IHSG Rawan Profit Taking? Cek Analisisnya Sebelum Jual Saham!

MNCDUIT.COM – Indeks Harga Saham Gabungan (IHSG) diperkirakan akan menghadapi tekanan pelemahan pada pekan ini, setelah sebelumnya mencatat reli signifikan dan bahkan berhasil menembus level psikologis 8.000. Perhatian utama pelaku pasar akan tertuju pada arah kebijakan suku bunga Bank Sentral Amerika Serikat (AS), The Federal Reserve (The Fed), serta Simposium Jackson Hole yang krusial.

Analis pasar modal, Hans Kwee, mengungkapkan bahwa pergerakan IHSG akan tetap sangat dipengaruhi oleh dinamika ekonomi global, di samping adanya potensi aksi profit taking setelah periode kenaikan yang cukup panjang. “Lebih ke aksi ambil untung,” jelas Hans kepada Jawa Pos, Selasa (18/8).Img AA1I65Q1

Sebelumnya, data inflasi konsumen AS untuk Juli 2025 yang hanya naik 0,2 persen, sedikit di bawah ekspektasi pasar sebesar 0,3 persen, sempat memicu harapan pemangkasan suku bunga The Fed hingga 50 basis poin (bps). Namun, optimisme tersebut meredup setelah data inflasi produsen AS menunjukkan lonjakan signifikan sebesar 3,3 persen secara tahunan dan 0,9 persen secara bulanan.

“Karena ternyata inflasi level produsen AS lebih tinggi dan berpotensi menaikkan inflasi konsumen AS di masa depan,” terang Hans. Kendati demikian, ekspektasi pemangkasan Fed funds rate (FFR) sebesar 25 bps pada pertemuan September masih tetap tinggi. The Fed sendiri dihadapkan pada dilema antara data ketenagakerjaan yang melemah dan tekanan inflasi yang meningkat akibat tarif perdagangan. Dalam konteks ini, “Pelaku pasar menanti petunjuk dari simposium Jackson Hole,” tambah Hans.

Selain faktor ekonomi, pertemuan antara Presiden AS Donald Trump dan Presiden Rusia Vladimir Putin di Alaska yang membahas konflik Ukraina juga menarik perhatian pasar. Meskipun peluang tercapainya perdamaian dinilai kecil, hasil dari pertemuan tersebut berpotensi berdampak besar pada harga minyak dunia dan stabilitas ekonomi kawasan Eropa.

Dari Asia, ekonomi Tiongkok menunjukkan tanda-tanda pelemahan pada Juli 2025, dipicu oleh ketidakpastian kebijakan tarif AS. Harga minyak global juga berada dalam tekanan kuat lantaran potensi kelebihan pasokan di tahun mendatang, seiring dengan proyeksi permintaan yang melemah.
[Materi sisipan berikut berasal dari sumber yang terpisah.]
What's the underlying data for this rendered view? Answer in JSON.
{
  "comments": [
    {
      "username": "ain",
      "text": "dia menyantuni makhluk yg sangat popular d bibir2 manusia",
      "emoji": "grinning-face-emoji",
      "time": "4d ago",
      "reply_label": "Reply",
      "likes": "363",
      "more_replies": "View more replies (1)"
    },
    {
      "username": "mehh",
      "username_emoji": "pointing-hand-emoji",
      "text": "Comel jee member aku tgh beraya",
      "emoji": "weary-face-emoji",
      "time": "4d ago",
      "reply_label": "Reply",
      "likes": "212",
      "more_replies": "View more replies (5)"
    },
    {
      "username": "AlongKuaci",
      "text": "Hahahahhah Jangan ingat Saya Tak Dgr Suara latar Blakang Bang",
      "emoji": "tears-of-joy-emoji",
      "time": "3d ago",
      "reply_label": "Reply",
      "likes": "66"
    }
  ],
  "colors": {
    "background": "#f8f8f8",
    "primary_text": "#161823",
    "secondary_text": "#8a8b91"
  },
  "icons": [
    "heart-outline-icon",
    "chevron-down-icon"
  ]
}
Di sisi domestik, Hans menilai bahwa pertumbuhan ekonomi Indonesia pada kuartal II 2025 tergolong cukup baik, memberikan sentimen positif di pasar keuangan. Bersamaan dengan prospek pemangkasan suku bunga The Fed dan kembalinya aliran dana asing, IHSG sempat mengalami reli yang tajam.

“Kenaikan IHSG lebih banyak ditopang sektor teknologi dalam hal ini DCII. Masuknya dana asing mendorong naiknya BBRI,” kata dosen Magister Fakultas Ekonomi Bisnis Unika Atma Jaya itu. Dalam jangka pendek, IHSG berpotensi cenderung melemah.

Sentimen utama pekan ini akan datang dari hasil rapat Federal Open Market Committee (FOMC) dan simposium Jackson Hole di tingkat global, serta keputusan suku bunga Bank Indonesia (BI) dari dalam negeri. “Secara teknikal, IHSG akan bergerak dengan support di kisaran 7.800 hingga 7.646 dan resistance di rentang 8.017 hingga 8.050,” pungkas Hans.

Ringkasan

IHSG diperkirakan menghadapi tekanan pelemahan dan potensi aksi ambil untung setelah reli panjang. Pergerakan ini sangat dipengaruhi oleh kebijakan suku bunga The Federal Reserve (The Fed) dan Simposium Jackson Hole. Meskipun sempat ada harapan pemangkasan suku bunga, lonjakan inflasi produsen AS meredupkan optimisme tersebut, membuat pelaku pasar menanti petunjuk dari simposium.

Selain itu, pelemahan ekonomi Tiongkok dan tekanan harga minyak global juga memengaruhi sentimen pasar. Meskipun pertumbuhan ekonomi domestik dinilai baik, IHSG berpotensi melemah dalam jangka pendek. Level support teknikal IHSG berada di kisaran 7.800, sementara resistance di rentang 8.017.